En complément du projet ACT, le Centre de recherche sur le vieillissement engAGE de l’Université Concordia mène des travaux de recherche innovants, collaboratifs et interdisciplinaires visant à transformer la perception du vieillissement par la société. Ces deux initiatives s’inscrivent dans le cadre l’engagement de Concordia à favoriser la collaboration entre chercheurs, étudiants, gouvernements et collectivités pour trouver des moyens de développer des villes intelligentes, durables et résilientes. 

L’élaboration de solutions fait partie intégrante des travaux de recherche de Concordia sur les villes intelligentes. L’université montréalaise investit ses ressources et met à contribution ses chercheurs pour réinventer le développement des villes et la vie urbaine. 

Une autre initiative de l’Université Concordia qui donne aux aînés l’occasion de s’initier à la technologie est le projet de littératie numérique mené à la Bibliothèque Atwater de Montréal. Dans le cadre d’un projet financé par le Conseil de recherches en sciences humaines (CRSH) et intitulé Urban Witnesses (« témoins urbains »), les participants travaillent à une « histoire vivante » constituée d’éléments sonores et visuels, dont des entrevues avec des membres de la communauté locale et de brèves performances sur son histoire. Ils ont même créé deux parcours audioguidés, les Promenades parlantes, pour mettre en lumière les connaissances des aînés et leurs souvenirs des changements survenus dans la ville. Ils viennent d’horizons divers, regroupant aussi bien des dirigeants d’entreprise à la retraite que des travailleurs de la construction aux compétences modestes en littératie.

Conçu par deux professeures de Concordia – Cynthia Hammond, codirectrice principale du Centre d’histoire orale et de récits numérisés, et Shauna Janssen, directrice de l’Institut des avenirs urbains – le projet Urban Witnesses est une collaboration entre aînés de la communauté, chercheurs et étudiants.

« Il est important de créer des espaces qui honorent l’histoire des aînés, de ne pas les voir uniquement comme un groupe homogène de retraités », souligne Eric Craven, bibliothécaire au développement communautaire et responsable du projet de littératie numérique à la bibliothèque Atwater. M. Craven siège en outre au conseil d’administration d’engAGE. « Nous ménageons un espace où les aînés peuvent s’engager pleinement dans la formulation d’idées artistiques et intellectuelles, précise-t-il. C’est comme ça que tout le monde veut être traité. » Selon Eric Craven, si les aînés apprécient tant le projet, c’est justement parce que, comme ils le disent, ils ne se sentent pas « traités comme des vieux ».
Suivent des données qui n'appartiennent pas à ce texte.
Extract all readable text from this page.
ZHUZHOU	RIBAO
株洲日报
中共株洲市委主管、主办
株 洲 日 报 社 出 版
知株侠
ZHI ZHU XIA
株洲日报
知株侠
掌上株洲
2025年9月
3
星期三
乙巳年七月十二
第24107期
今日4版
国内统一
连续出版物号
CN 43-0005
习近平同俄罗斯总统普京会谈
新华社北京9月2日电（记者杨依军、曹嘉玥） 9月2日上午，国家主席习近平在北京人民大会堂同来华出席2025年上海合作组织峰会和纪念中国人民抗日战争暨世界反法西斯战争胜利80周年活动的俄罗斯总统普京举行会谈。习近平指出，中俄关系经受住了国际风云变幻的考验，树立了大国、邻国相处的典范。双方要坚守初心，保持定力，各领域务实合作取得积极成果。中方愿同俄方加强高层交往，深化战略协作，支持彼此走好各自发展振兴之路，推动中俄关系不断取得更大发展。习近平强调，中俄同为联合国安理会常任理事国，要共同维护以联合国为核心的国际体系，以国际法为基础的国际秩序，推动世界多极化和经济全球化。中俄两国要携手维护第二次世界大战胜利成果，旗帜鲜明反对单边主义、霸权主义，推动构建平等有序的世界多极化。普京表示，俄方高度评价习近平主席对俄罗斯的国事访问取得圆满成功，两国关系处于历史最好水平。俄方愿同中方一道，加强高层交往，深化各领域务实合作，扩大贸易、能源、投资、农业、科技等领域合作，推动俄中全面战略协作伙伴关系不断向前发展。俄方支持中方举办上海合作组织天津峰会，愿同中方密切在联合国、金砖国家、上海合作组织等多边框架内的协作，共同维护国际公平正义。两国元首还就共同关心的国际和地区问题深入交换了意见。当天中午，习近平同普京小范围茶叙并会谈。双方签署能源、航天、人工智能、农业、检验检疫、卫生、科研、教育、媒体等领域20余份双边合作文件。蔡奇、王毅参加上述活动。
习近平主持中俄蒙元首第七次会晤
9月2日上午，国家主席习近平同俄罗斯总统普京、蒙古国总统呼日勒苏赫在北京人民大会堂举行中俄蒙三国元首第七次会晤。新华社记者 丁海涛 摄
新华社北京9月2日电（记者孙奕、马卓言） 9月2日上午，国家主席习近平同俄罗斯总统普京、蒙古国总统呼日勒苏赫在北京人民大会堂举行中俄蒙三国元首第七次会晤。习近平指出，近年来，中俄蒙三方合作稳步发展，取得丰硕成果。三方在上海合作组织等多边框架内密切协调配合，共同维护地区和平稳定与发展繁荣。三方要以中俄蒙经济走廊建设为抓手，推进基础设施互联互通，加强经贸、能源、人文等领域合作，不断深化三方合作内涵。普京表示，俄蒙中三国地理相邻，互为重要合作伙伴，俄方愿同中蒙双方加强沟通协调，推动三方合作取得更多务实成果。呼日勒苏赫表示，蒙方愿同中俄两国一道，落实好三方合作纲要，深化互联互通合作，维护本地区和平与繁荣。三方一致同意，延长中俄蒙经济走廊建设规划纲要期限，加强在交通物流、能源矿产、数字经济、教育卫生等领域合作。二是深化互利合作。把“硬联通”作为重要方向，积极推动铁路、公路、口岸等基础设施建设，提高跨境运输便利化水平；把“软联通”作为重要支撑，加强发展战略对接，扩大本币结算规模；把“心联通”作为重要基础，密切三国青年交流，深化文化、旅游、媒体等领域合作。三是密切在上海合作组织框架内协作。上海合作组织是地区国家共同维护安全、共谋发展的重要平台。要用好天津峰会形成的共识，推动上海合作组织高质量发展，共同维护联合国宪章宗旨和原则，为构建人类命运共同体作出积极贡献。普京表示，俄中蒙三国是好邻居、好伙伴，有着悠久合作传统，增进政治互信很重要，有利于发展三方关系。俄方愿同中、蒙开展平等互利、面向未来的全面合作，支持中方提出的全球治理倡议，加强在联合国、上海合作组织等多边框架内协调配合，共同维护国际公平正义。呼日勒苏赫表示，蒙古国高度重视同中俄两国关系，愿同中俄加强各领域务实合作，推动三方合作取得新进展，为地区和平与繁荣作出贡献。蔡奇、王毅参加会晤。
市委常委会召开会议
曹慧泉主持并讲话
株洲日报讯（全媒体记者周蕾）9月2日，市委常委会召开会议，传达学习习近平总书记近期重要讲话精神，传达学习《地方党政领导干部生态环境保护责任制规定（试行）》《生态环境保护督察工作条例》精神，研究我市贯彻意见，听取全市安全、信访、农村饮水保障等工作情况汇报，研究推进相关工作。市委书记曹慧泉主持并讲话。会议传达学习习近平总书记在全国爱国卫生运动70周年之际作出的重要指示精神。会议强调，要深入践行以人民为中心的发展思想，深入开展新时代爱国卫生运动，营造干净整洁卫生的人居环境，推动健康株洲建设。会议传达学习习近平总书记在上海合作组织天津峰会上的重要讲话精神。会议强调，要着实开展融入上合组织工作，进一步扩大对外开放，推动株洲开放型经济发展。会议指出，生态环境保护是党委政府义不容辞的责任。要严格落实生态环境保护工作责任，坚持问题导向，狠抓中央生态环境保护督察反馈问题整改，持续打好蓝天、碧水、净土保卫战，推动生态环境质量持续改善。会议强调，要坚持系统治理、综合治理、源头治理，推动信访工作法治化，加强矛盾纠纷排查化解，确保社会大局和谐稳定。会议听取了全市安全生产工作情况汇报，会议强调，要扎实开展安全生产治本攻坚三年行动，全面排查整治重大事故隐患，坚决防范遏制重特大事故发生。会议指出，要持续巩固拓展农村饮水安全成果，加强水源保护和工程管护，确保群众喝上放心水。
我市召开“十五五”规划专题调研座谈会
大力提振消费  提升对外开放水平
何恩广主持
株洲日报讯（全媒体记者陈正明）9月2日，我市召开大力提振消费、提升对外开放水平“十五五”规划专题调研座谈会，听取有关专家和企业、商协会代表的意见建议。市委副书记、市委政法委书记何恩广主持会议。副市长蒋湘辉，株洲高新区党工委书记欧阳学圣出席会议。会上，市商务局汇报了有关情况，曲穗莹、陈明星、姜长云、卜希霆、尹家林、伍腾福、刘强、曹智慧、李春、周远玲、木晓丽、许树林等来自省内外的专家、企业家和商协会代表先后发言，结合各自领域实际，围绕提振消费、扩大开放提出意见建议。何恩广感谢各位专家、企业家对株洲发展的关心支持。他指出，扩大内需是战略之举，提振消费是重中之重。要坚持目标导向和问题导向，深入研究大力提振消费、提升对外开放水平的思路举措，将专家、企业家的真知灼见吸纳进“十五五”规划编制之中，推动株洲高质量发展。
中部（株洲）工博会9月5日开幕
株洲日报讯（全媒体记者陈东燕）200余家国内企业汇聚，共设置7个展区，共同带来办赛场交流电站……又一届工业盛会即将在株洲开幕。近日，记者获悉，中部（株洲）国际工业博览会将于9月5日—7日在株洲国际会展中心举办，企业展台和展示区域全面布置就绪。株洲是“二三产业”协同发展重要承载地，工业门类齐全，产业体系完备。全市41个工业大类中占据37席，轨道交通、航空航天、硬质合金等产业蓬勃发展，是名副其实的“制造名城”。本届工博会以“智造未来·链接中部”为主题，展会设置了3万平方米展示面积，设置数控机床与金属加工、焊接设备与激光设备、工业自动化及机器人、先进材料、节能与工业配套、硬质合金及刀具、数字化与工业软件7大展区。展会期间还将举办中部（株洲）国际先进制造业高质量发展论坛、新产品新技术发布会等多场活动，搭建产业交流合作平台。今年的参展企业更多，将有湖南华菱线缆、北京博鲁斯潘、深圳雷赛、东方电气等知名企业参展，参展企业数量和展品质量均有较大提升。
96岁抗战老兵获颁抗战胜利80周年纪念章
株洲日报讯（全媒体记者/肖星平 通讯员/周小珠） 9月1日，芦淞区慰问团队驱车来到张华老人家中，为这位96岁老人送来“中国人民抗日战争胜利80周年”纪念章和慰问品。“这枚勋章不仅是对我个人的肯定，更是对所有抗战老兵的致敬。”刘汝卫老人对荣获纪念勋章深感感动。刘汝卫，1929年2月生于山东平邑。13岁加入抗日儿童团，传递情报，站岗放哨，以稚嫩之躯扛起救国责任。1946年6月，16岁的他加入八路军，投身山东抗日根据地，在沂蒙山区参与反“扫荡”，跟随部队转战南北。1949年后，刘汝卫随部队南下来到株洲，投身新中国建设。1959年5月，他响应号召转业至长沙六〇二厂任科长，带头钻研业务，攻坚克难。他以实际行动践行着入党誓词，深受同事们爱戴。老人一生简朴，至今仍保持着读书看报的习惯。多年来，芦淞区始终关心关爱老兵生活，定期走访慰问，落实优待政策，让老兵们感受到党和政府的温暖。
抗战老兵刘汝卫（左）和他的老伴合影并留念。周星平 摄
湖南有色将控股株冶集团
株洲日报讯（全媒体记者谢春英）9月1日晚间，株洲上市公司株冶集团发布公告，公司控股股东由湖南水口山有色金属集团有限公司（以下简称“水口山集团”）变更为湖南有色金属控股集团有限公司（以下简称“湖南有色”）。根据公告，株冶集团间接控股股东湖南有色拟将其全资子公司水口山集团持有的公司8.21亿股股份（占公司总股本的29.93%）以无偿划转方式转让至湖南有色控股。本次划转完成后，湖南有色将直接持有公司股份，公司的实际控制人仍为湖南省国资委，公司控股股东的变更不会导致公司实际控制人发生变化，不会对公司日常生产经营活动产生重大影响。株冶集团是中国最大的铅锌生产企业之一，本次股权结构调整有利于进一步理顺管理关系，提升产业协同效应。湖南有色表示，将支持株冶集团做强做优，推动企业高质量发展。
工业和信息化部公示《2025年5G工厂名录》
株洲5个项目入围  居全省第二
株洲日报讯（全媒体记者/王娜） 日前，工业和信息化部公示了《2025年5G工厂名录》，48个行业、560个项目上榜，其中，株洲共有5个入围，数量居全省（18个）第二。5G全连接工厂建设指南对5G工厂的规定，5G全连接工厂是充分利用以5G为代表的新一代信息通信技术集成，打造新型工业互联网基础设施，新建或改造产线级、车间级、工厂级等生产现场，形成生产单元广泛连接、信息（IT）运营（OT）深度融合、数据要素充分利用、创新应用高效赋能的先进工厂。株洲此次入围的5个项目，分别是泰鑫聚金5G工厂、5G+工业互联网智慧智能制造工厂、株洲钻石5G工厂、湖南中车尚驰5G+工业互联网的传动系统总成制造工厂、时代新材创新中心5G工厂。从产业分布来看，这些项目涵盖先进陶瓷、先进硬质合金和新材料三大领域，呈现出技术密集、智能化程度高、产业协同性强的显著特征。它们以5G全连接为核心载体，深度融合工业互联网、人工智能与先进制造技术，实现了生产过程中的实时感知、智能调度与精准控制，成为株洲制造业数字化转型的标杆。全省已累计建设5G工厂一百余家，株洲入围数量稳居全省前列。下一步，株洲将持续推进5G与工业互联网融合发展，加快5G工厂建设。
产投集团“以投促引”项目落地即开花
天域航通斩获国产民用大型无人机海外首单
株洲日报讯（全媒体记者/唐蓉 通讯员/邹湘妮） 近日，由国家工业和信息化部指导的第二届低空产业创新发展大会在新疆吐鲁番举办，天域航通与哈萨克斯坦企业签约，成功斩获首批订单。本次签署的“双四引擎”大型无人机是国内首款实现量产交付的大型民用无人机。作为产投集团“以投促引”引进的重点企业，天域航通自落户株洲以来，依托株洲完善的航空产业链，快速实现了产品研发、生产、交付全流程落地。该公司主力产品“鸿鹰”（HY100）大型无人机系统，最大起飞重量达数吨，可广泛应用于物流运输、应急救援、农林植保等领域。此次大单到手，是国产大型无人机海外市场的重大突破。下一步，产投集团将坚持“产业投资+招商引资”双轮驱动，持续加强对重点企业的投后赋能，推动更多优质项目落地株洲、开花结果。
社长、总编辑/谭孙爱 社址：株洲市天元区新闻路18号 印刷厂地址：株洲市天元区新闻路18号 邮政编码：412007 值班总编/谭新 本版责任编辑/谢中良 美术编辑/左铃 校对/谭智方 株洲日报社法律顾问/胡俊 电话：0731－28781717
Selon Mme Sawchuk, la perception de ce que signifie être un aîné dans la ville doit changer si l’on veut que la vie urbaine soit tenable à long terme. D’après elle, la création de villes inclusives et intelligentes passe par des partenariats là où se trouvent les aînés, à la bibliothèque Atwater, par exemple.

« Il ne s’agit pas seulement de protéger les personnes âgées, mais aussi de profiter de ce qu’elles ont à offrir », conclut Mme Sawchuk.